Dialysis doses in chronic patients treated with peritoneal dialysis are calculated using the sum of peritoneal and renal urea clearance rates. The persistence of residual renal function allows for programmed progressive increases in dialysis doses, starting renal replacement therapy with a low dose of peritoneal clearance, which then is increased as renal clearance decreases.1,2 Residual glomerular filtration rate is an extremely relevant factor in these patients, and quantifying and maintaining these values is a very important component of this type of treatment.3,4

However, programmed increases in dialysis doses are not considered an option in patients treated with periodic haemodialysis. The normal frequency of intermittent dialysis as renal replacement therapy for chronic renal failure is three sessions per week (3 HD/week), which is instated at the beginning of a treatment plan.5,6 It is also not a common practice to take residual renal function into account when calculating total dialysis doses, and only the clearance provided by the dialyser is used.7,8

However, it is a high priority in any patient with chronic renal failure starting dialysis to preserve residual renal function, since this allows for better control of body volumes and ion concentrations such as potassium and phosphorous, as well as elimination of medium-sized molecules such as β2-microglobulin and protein-linked molecules that are difficult to extract using a dialyser.9-13 The loss of residual renal function varies from one patient to another, both on haemodialysis and on peritoneal dialysis, but certain characteristics inherent to haemodialysis, such as episodes of hypotension, volume depletion, and activation of inflammatory mediators associated with the biocompatibility of the dialyser and the dialysate, have been implicated as the primary causes of loss of residual renal function in these patients.14-16

In our department, it is common practice to measure diuresis and renal clearance of urea and creatinine at the start of haemodialysis treatment and every two months in patients that retain residual diuresis, and we consider renal clearance of urea as part of the dialysis dose that patients receive. In 1985, Gotch17 used the urea kinetic model to establish that an adequate dialysis dose could be obtained using two sessions per week (2 HD/week) if renal clearance was equal to or greater than 2.5ml/min. Starting in 2006, we decided to establish a progressively increasing dialysis regimen at the start of renal replacement therapy, evaluating the possibility of starting with 2 HD/week when renal clearance of urea was equal to or greater than 2.5ml/min.

In this study, we present our experience from the first 5 years of application of this progressively increasing haemodialysis regimen and its repercussions on the maintenance of residual renal function.

 

MATERIAL AND METHOD

 

Our criteria for starting haemodialysis treatment in patients with stage 5 chronic kidney disease is a glomerular filtration rate <6ml/min in patients with mild symptoms, or higher levels in patients with symptoms of uraemia or with heart failure that cannot be controlled using conservative treatment. When a patient is admitted to the haemodialysis unit, we perform a study of residual renal function, determining glomerular filtration rate as the mean of urea and creatinine clearance rates.
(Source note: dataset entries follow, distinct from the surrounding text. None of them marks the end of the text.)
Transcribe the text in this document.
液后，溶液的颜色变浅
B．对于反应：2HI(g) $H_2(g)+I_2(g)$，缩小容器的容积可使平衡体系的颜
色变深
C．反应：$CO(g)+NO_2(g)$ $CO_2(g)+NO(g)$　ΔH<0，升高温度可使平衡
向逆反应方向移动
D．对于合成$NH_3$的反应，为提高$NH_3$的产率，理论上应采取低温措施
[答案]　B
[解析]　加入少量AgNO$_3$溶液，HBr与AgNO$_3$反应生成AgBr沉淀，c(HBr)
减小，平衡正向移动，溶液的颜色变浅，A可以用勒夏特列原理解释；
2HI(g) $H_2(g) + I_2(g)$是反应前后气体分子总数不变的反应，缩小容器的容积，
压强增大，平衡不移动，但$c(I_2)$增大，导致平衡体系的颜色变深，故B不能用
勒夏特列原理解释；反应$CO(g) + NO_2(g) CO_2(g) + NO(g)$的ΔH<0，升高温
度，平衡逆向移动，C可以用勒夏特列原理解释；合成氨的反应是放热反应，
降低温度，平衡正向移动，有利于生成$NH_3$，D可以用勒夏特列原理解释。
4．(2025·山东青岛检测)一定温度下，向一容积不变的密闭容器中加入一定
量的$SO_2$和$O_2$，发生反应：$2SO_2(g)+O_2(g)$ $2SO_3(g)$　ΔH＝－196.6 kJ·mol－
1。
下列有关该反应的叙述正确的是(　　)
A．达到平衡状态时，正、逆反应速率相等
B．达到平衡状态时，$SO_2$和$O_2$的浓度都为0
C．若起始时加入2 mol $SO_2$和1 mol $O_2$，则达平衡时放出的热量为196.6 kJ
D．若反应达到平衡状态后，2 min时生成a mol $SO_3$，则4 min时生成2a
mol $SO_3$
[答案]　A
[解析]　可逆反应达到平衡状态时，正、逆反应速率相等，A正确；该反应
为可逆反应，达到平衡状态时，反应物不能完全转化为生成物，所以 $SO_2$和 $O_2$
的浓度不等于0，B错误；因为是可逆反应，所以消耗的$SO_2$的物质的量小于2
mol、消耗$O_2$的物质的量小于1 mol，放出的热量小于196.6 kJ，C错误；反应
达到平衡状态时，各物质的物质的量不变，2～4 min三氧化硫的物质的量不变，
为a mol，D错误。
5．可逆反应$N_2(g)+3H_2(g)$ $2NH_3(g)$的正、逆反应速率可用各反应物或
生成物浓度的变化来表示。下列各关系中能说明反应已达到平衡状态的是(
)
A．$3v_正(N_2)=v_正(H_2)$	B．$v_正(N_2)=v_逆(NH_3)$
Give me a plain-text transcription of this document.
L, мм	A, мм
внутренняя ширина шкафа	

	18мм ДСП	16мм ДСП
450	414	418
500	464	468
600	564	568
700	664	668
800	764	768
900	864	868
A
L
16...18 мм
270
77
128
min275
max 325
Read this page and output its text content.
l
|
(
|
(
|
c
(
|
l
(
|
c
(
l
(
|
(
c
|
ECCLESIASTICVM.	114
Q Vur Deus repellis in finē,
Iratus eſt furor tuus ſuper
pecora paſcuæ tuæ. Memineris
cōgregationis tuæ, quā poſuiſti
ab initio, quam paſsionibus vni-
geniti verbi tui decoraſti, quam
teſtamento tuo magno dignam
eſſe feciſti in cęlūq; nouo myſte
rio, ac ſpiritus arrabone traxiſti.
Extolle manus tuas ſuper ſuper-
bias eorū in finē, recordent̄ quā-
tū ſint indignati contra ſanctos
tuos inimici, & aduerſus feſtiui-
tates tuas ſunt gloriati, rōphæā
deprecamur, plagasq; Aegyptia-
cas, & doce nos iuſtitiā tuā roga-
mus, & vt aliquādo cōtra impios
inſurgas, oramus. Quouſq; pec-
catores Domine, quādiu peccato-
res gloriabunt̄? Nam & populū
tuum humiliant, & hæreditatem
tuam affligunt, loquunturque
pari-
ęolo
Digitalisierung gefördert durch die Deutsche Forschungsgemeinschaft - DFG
We calculate residual renal function using 24-hour diuresis, as recommended by the 2006 KDOQI guidelines (Guideline 6)18 and by other authors.11-12,16,19-22 Clearance is calculated based on urea and creatinine concentrations in urine samples collected 24 hours prior to the start of the first dialysis session each week and in a blood sample taken immediately before the start of dialysis. The results from the first analysis, usually performed during the first week of dialysis treatment, are considered as the baseline values for glomerular filtration rate.

All patients are dialysed with a high-permeability biocompatible membrane and ultrapure dialysate. The duration of each dialysis session is initially set at 3.30 or 4 hours per session based on whether the patient’s dry weight is greater than or less than 60kg. If urea clearance as measured during the first determination of glomerular filtration rate is equal to or greater than 2.5ml/min, treatment is started with 2 HD/week (Monday and Friday or Tuesday and Saturday) if the patient’s clinical situation allows, based on the criteria of the attending physician.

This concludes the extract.